Diabetes scientifically termed Diabetes Mellitus is the chronic condition of high glucose in the bloodstream. The carbohydrate-rich food is broken down into glucose which is transferred into the blood. The pancreas produces a hormone known as insulin that brings the sugar from the blood to all the cells, which generates energy. However, when insulin does not play the role, glucose stays in the blood for a longer time, which can cause serious health problems. Undiagnosed diabetes can lead to serious and untreatable diseases ahead in life. The disease can affect the person irrespective of their age group and require periodic assessments for the same. There are broadly 3 types of diabetes types: Type 1, Type 2, and gestational diabetes. The detection at a budding stage is imminent because that can save millions of people from dying or at least extending their lifetime. In the world of technology and automation, using Artificial Intelligence for better predictive analysis can help identify it from the initial screening, and being an algorithmic process, the probability of facing an error is negligible. People of all gender and status can then afford and avoid the complications. The proposed method can predict budding diabetes with its approach successfully.
- Installment
- Dataset
- Methodology
- Resuls
- Conclusion
- Download Diabetes_Prediciton_using_ML.ipynb
- Download the dataset in your working directory.
- Run this notebook in colab
The dataset used for the implementation is the PIMA dataset that is publicly available. The dataset can be downloaded from Kaggle: https://www.kaggle.com/uciml/pima-indians-diabetes-database. The dataset contains 768 instances and has 8 attributes that can help detect the presence of diabetes in a person. The selected dataset is a subset of a larger dataset held by the National Institutes of Diabetics and Digestive and Kidney Diseases, which targets the age from 21 years to 81 years. Diabetic patients account for 34.9% of the whole sample, whereas non-diabetic patients account for 65.1%. The dataset includes attributes like Pregnancies, Age, BMI, Insulin, Blood Pressure, Skin Thickness, and Diabetes Pedigree Function. The results are marked in the outcome column where '0' represents a healthy person while diabetic persons are marked with '1'.
The proposed approach first prepares the dataset to feed the module. Preprocessing helps cleaning the dataset that would further increase the efficiency of training the model. To process the module, seven different algorithms are compared in order to understand which works better and more efficiently according to the approach.
- Preprocessing To segregate important and dependent features. a correlation matrix is plotted. The correlation matrix defines the relationship between the attributes which further aids to determine important features from the rest. The values range from -1 to +1 where a positive relation is represented by the positive value while a negative value depicts a negative relationship. Top features are separated from the rest namely Glucose, BMI, Insulin, and Age and with those attributes, the dataset is fed to the model for prediction. The zero values from the dataset are filled with the mean of the individual attribute in order to let the dataset record count constant. The Min-Max Scalar is used to normalize the dataset and then finally the dataset is split into 8: 2 ratio i.e 80% for the training dataset and 20% for testing and validation of the models.

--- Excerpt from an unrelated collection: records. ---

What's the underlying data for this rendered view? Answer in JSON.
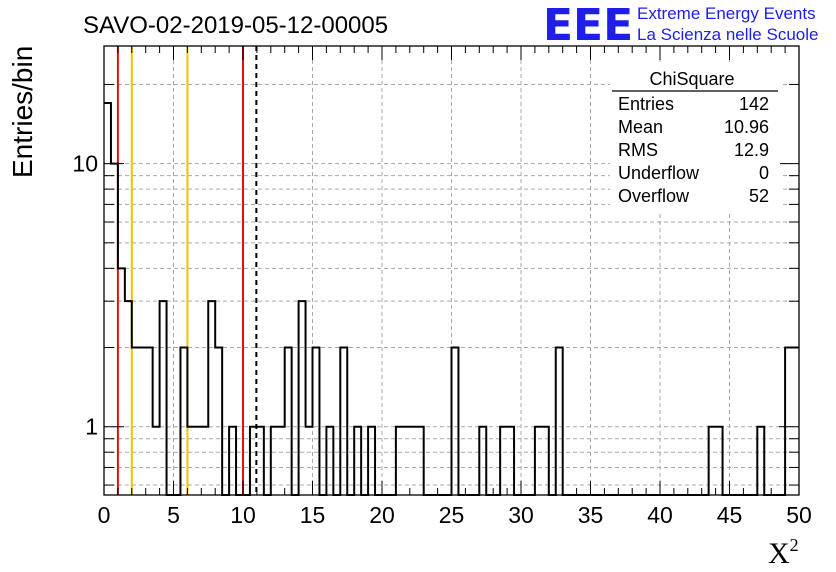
{
  "chart_data": {
    "type": "histogram",
    "title": "SAVO-02-2019-05-12-00005",
    "xlabel": "X",
    "xlabel_superscript": "2",
    "ylabel": "Entries/bin",
    "xlim": [
      0,
      50
    ],
    "ylim": [
      0.55,
      28
    ],
    "yscale": "log",
    "grid": true,
    "bin_width": 0.5,
    "x_ticks": [
      "0",
      "5",
      "10",
      "15",
      "20",
      "25",
      "30",
      "35",
      "40",
      "45",
      "50"
    ],
    "y_ticks": [
      "1",
      "10"
    ],
    "bins": [
      {
        "x0": 0.0,
        "x1": 0.5,
        "count": 17
      },
      {
        "x0": 0.5,
        "x1": 1.0,
        "count": 10
      },
      {
        "x0": 1.0,
        "x1": 1.5,
        "count": 4
      },
      {
        "x0": 1.5,
        "x1": 2.0,
        "count": 3
      },
      {
        "x0": 2.0,
        "x1": 3.5,
        "count": 2
      },
      {
        "x0": 3.5,
        "x1": 4.0,
        "count": 1
      },
      {
        "x0": 4.0,
        "x1": 4.5,
        "count": 3
      },
      {
        "x0": 5.5,
        "x1": 6.0,
        "count": 2
      },
      {
        "x0": 6.0,
        "x1": 7.5,
        "count": 1
      },
      {
        "x0": 7.5,
        "x1": 8.0,
        "count": 3
      },
      {
        "x0": 8.0,
        "x1": 8.5,
        "count": 2
      },
      {
        "x0": 9.0,
        "x1": 9.5,
        "count": 1
      },
      {
        "x0": 10.5,
        "x1": 11.5,
        "count": 1
      },
      {
        "x0": 12.0,
        "x1": 13.0,
        "count": 1
      },
      {
        "x0": 13.0,
        "x1": 13.5,
        "count": 2
      },
      {
        "x0": 14.0,
        "x1": 14.5,
        "count": 3
      },
      {
        "x0": 14.5,
        "x1": 15.0,
        "count": 1
      },
      {
        "x0": 15.0,
        "x1": 15.5,
        "count": 2
      },
      {
        "x0": 16.0,
        "x1": 16.5,
        "count": 1
      },
      {
        "x0": 17.0,
        "x1": 17.5,
        "count": 2
      },
      {
        "x0": 18.0,
        "x1": 18.5,
        "count": 1
      },
      {
        "x0": 19.0,
        "x1": 19.5,
        "count": 1
      },
      {
        "x0": 21.0,
        "x1": 23.0,
        "count": 1
      },
      {
        "x0": 25.0,
        "x1": 25.5,
        "count": 2
      },
      {
        "x0": 27.0,
        "x1": 27.5,
        "count": 1
      },
      {
        "x0": 28.5,
        "x1": 29.5,
        "count": 1
      },
      {
        "x0": 31.0,
        "x1": 32.0,
        "count": 1
      },
      {
        "x0": 32.5,
        "x1": 33.0,
        "count": 2
      },
      {
        "x0": 43.5,
        "x1": 44.5,
        "count": 1
      },
      {
        "x0": 47.0,
        "x1": 47.5,
        "count": 1
      },
      {
        "x0": 49.0,
        "x1": 50.0,
        "count": 2
      }
    ],
    "vertical_lines": [
      {
        "x": 1.0,
        "color": "#dd1111",
        "style": "solid"
      },
      {
        "x": 2.0,
        "color": "#f2c200",
        "style": "solid"
      },
      {
        "x": 6.0,
        "color": "#f2c200",
        "style": "solid"
      },
      {
        "x": 10.0,
        "color": "#dd1111",
        "style": "solid"
      },
      {
        "x": 10.96,
        "color": "#000000",
        "style": "dashed"
      }
    ],
    "stats_box": {
      "title": "ChiSquare",
      "rows": [
        {
          "label": "Entries",
          "value": "142"
        },
        {
          "label": "Mean",
          "value": "10.96"
        },
        {
          "label": "RMS",
          "value": "12.9"
        },
        {
          "label": "Underflow",
          "value": "0"
        },
        {
          "label": "Overflow",
          "value": "52"
        }
      ]
    }
  },
  "logo": {
    "mark": "EEE",
    "line1": "Extreme Energy Events",
    "line2": "La Scienza nelle Scuole",
    "color": "#1e1ee8"
  }
}
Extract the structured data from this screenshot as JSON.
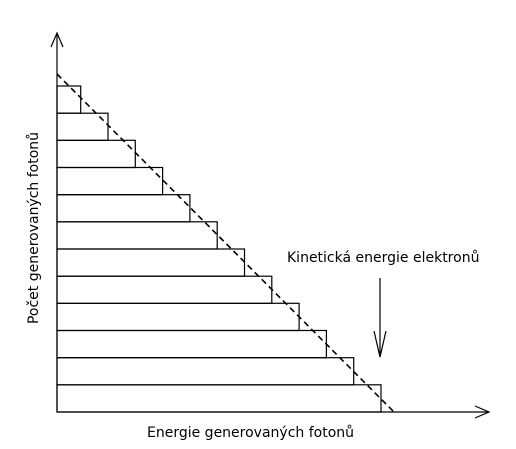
{
  "diagram": {
    "xlabel": "Energie generovaných fotonů",
    "ylabel": "Počet generovaných fotonů",
    "annotation": "Kinetická energie elektronů",
    "steps": 12,
    "line_color": "#000000"
  }
}
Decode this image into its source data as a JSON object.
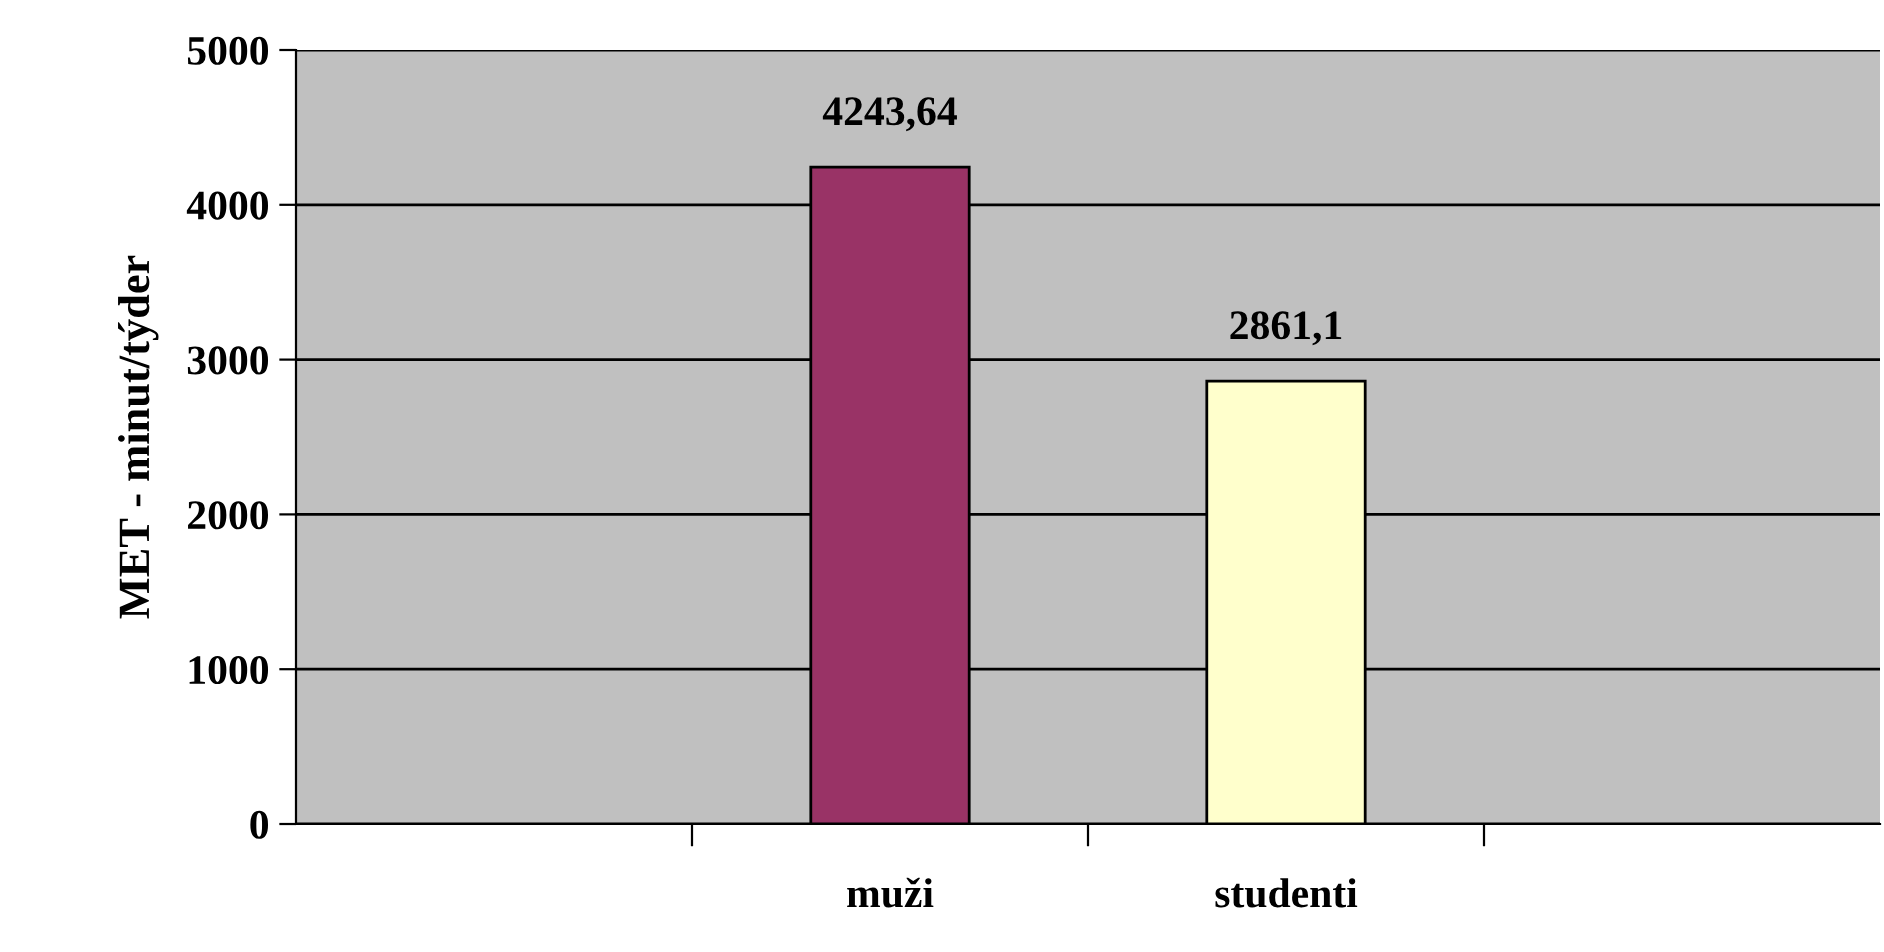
{
  "chart_data": {
    "type": "bar",
    "ylabel": "MET - minut/týder",
    "categories": [
      null,
      "muži",
      "studenti",
      null
    ],
    "values": [
      null,
      4243.64,
      2861.1,
      null
    ],
    "colors": [
      "#993366",
      "#993366",
      "#ffffcc",
      "#ffffcc"
    ],
    "value_labels": [
      null,
      "4243,64",
      "2861,1",
      null
    ],
    "ylim": [
      0,
      5000
    ],
    "yticks": [
      0,
      1000,
      2000,
      3000,
      4000,
      5000
    ],
    "grid": "y",
    "legend": false
  }
}
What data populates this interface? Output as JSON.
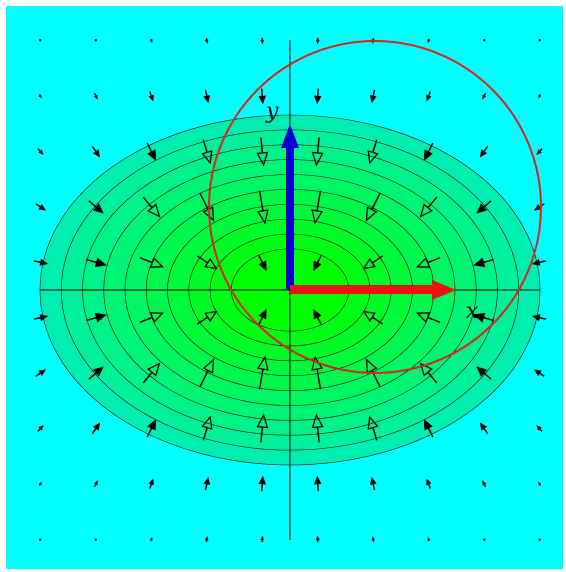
{
  "labels": {
    "x_axis": "x",
    "y_axis": "y"
  },
  "colors": {
    "background": "#00ffff",
    "contour_outer": "#00eeb0",
    "contour_inner": "#00ff00",
    "x_vector": "#ee1111",
    "y_vector": "#0000cc",
    "circle": "#dd2222",
    "arrows": "#000000"
  },
  "field": {
    "description_kind": "gradient vector field pointing toward origin",
    "grid_x": [
      -4.5,
      -3.5,
      -2.5,
      -1.5,
      -0.5,
      0.5,
      1.5,
      2.5,
      3.5,
      4.5
    ],
    "grid_y": [
      4.5,
      3.5,
      2.5,
      1.5,
      0.5,
      -0.5,
      -1.5,
      -2.5,
      -3.5,
      -4.5
    ],
    "contour_levels": 10
  }
}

- Model Section The approach is implemented with seven machine learning algorithms individually to compare which algorithms works better than the others and can be further developed to upsurge the accuracy. The algorithms experimented are:
- Logistic Regression
- K Nearest Neighbors
- Support Vector Machine
- Naive Bayes
- Decision Tree
- Random Forest
- XGBoost
The confusion matrix evaluates the performance of the models by dividing the samples into 4 classes that represent True Positives, True Negatives, False Positives, and False Negatives. The total of all the sections is represented by ‘n’ which is the sample size of the test dataset. Each algorithm is evaluated based on the evaluation matrix that included: precision, recall, f1-score, and support. The accuracies achieved are displayed in the table below:
| Models | Accuracy |
|---|---|
| Logistic Regression | 79.87% |
| K Nearest Neighbors | 81.81% |
| Support Vector Machine | 80.51% |
| Naive Bayes | 80.51% |
| Decision Tree | 69.48% |
| Random Forest | 77.92% |
| XGBoost | 78.57% |
The reduced features and substitution of zero values with the mean of each attribute assisted in giving better training to the model which helped in achieving better outcomes. Based on the top four features, the models were developed that could easily reach up to 80%. K Nearest Neighbor achieved the highest accuracy amongst all with 81.81%. Although there is quite a room to improve the accuracy and precision of the model that would benefit people in knowing if they are susceptible to diabetes early in life. Diabetes must be detected in its early stages if it is to be treated properly and to curtail its side effects. This paper proposed a machine learning method for predicting diabetes levels. The method may also assist researchers in developing an accurate and useful tool that will reach physicians' tables to assist them in making better decisions about their diabetes state.